15. A system in a hyper-converged infrastructure (HCI) environment, comprising:

a first processor; and

a first non-transitory computer-readable medium having stored thereon instructions that, in response to execution by the first processor, cause the first processor to:

obtain historical storage capacity usage data of a set of virtual storage area network (vSAN) clusters;

prior to training a machine learning model, process the historical storage capacity usage data to generate processed historical storage capacity usage data;

train the machine learning model with the processed historical storage capacity usage data;

after the training, generate a first trained machine learning model; and

in response to a first vSAN cluster being newly deployed in the HCI environment, dispatch the first trained machine learning model to the first vSAN cluster, wherein the first vSAN cluster is not part of the set of vSAN clusters.

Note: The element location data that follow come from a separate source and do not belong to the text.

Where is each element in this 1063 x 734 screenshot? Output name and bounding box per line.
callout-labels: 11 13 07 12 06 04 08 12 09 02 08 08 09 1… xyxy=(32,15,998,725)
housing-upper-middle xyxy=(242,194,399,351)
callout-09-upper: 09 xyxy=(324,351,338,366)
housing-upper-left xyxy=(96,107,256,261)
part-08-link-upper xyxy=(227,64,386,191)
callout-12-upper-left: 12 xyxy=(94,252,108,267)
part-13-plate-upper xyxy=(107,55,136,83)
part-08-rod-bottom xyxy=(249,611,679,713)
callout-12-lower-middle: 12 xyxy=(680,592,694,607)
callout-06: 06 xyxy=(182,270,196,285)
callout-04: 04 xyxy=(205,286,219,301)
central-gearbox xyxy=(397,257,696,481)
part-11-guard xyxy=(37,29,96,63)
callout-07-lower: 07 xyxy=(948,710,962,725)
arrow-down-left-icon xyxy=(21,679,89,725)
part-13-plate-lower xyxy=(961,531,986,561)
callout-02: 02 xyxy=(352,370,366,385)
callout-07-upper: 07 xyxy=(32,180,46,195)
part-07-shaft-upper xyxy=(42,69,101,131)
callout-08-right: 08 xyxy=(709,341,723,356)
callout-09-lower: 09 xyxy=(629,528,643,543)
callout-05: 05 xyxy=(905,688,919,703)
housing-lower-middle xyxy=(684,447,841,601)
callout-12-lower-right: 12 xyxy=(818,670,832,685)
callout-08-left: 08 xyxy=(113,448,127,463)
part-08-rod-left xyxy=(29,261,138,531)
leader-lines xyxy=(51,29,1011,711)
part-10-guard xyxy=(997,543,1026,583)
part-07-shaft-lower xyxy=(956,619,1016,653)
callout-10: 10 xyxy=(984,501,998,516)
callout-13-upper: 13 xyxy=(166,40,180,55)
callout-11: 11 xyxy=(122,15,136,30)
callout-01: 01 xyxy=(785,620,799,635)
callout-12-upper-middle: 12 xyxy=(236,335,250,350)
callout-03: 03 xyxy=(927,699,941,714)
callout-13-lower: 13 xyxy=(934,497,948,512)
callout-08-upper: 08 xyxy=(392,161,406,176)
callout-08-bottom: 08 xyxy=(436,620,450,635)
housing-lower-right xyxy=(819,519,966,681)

16. The system of claim 15, further comprising:

a second processor; and

a second non-transitory computer-readable medium having stored thereon instructions that, in response to execution by the second processor, cause the second processor to:

obtain storage capacity usage data of the first vSAN cluster;

prior to further training the first trained machine learning model, process the storage capacity usage data of the first vSAN cluster to generate processed storage capacity usage data of the first vSAN cluster;

train the first trained machine learning model with the processed storage capacity usage data of the first vSAN cluster;

after training the first trained machine learning model, generate a second trained machine learning model specific to the first cluster; and

perform the storage capacity planning for the first vSAN cluster based on the processed storage capacity usage data of the first vSAN cluster and the second trained machine learning model.

17. The system of claim 16, wherein the first trained machine learning model is generated in a cloud environment and the second trained machine learning model is generated in an on-premise system.

18. The system of claim 15, wherein the first non-transitory computer-readable medium has stored thereon additional instructions that, in response to execution by first the processor, cause the first processor to:

remove historical storage capacity usage data of an invalid cluster in the HCI environment to generate historical storage capacity usage data of valid clusters.

19. The system of claim 18, wherein the first non-transitory computer-readable medium has stored thereon additional instructions that, in response to execution by first the processor, cause the first processor to:

remove a first spike storage capacity usage data from the historical storage capacity usage data of valid clusters and, after removing the first spike storage capacity usage data, normalize the rest data in the historical storage capacity usage data of valid clusters.

20. The system of claim 16, wherein the second non-transitory computer-readable medium has stored thereon additional instructions that, in response to execution by second the processor, cause the second processor to:

remove a second spike storage capacity usage data from storage capacity usage data of the first vSAN cluster and, after removing the second spike storage capacity usage data, normalize the rest data in the storage capacity usage data of the first vSAN cluster.